Dicevamo che Conte è una creatura di Di Maio ma il nome gli fu suggerito da Alfonso Bonafede, conosciuto confidenzialmente come “Fofò”, poi ministro di Giustizia. Si pensò allora ad una sorta di Presidente del Consiglio per procura, che però fin da subito si mostrò abilissimo a intortare tutti e a consolidare il suo potere. I fatti sono noti. Dopo il Papeete, Salvini fu estromesso e nacque il secondo governo Conte, quello giallo – rosso con il Pd fino all’epilogo di Renzi.

Poi lo scaltro “Giuseppi” fece cadere addirittura Mario Draghi portando la destra alla vittoria nelle elezioni anticipate. Se qualche cero bisogna accendere lo dovrebbe fare Giorgia Meloni a Giuseppe Conte. L’altro giorno, da un circolo di Ostia, località balneare di Roma, si è fatto fotografare con l’immagine di Enrico Berlinguer sullo sfondo dicendo “gli eredi siamo noi”.

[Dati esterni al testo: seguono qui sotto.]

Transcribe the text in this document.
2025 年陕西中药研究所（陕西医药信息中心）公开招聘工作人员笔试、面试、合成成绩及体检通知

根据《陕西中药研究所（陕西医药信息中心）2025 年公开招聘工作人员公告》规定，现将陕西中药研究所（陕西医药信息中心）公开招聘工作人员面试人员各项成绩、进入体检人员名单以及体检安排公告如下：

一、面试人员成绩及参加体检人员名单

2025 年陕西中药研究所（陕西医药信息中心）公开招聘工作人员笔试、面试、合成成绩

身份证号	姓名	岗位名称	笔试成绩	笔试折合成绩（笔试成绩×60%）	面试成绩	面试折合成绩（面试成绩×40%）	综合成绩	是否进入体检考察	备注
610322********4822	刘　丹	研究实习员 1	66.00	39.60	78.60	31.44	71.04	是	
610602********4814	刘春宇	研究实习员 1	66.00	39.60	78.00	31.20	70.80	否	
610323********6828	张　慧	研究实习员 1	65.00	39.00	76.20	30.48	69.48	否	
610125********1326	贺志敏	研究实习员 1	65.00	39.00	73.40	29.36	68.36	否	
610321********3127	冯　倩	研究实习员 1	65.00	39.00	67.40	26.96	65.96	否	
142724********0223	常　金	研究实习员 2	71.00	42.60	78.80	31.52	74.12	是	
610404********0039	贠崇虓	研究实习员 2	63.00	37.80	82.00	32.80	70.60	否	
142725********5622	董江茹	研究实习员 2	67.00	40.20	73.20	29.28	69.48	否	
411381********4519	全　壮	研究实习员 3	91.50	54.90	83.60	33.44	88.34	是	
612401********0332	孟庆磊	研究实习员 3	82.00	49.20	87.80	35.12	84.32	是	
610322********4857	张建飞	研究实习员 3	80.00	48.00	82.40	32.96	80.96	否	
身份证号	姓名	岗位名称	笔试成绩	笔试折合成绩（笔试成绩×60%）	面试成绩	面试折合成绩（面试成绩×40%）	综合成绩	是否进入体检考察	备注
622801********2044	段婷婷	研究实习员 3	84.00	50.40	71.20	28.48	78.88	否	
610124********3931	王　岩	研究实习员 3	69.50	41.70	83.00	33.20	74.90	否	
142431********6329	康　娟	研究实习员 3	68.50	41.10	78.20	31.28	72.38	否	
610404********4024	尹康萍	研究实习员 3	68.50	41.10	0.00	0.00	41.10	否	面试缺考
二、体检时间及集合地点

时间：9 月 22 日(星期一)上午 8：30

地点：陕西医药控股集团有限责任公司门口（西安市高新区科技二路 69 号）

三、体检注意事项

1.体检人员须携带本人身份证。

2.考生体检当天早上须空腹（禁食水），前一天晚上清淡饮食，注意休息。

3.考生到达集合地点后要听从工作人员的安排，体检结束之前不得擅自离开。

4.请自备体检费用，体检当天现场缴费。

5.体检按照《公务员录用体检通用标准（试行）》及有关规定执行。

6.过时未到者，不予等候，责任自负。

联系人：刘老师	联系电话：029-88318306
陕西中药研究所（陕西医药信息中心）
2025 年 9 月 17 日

Tutto molto bello, tutto molto coreografico, tuttavia tutto molto impudente e non rispettoso non solo della figura di Berlinguer, ma anche di quella etica politica che non andrebbe mai delusa. Insomma, è vero che l’Italia è il Paese del trasformismo ma passare da essere “l’avvocato del popolo”, come si definì nell’alleanza di destra con Salvini, ad “erede di Berlinguer” è francamente troppo.

Conte è stato destro con i destri, populista con i populisti, democristiano con i democristiani, sinistro con i sinistri. Una ipostasi di Zelig che farebbe arrossire l’originale di Woody Allen.

Ora il tentativo di appropriarsi dell’immagine simbolo della sinistra, approfittando della profonda crisi del Partito democratico in cerca di una identità e di una bussola politica. Come può uno che si faceva le foto con Salvini con i cartelli inneggianti al decreto sicurezza contro i migranti adesso essere passato armi e bagagli dall’altra parte?

Come può un Presidente del Consiglio che ai tempi in cui i Cinque Stelle scimmiottavano il sovranismo populista in salsa peronista andare a braccetto con un Presidente Usa come Donald Trump ed ora fingere di essere divenuto democratico e sostenitore di Joe Biden? E lasciamo perdere la confusione che ha mostrato lo scorso Natale a Cortina tra le cinque stelle dei costosissimi Hotel e le cinque stelle del Movimento. È vero che la politica è l’arte del possibile, ma c’è un limite a tutto.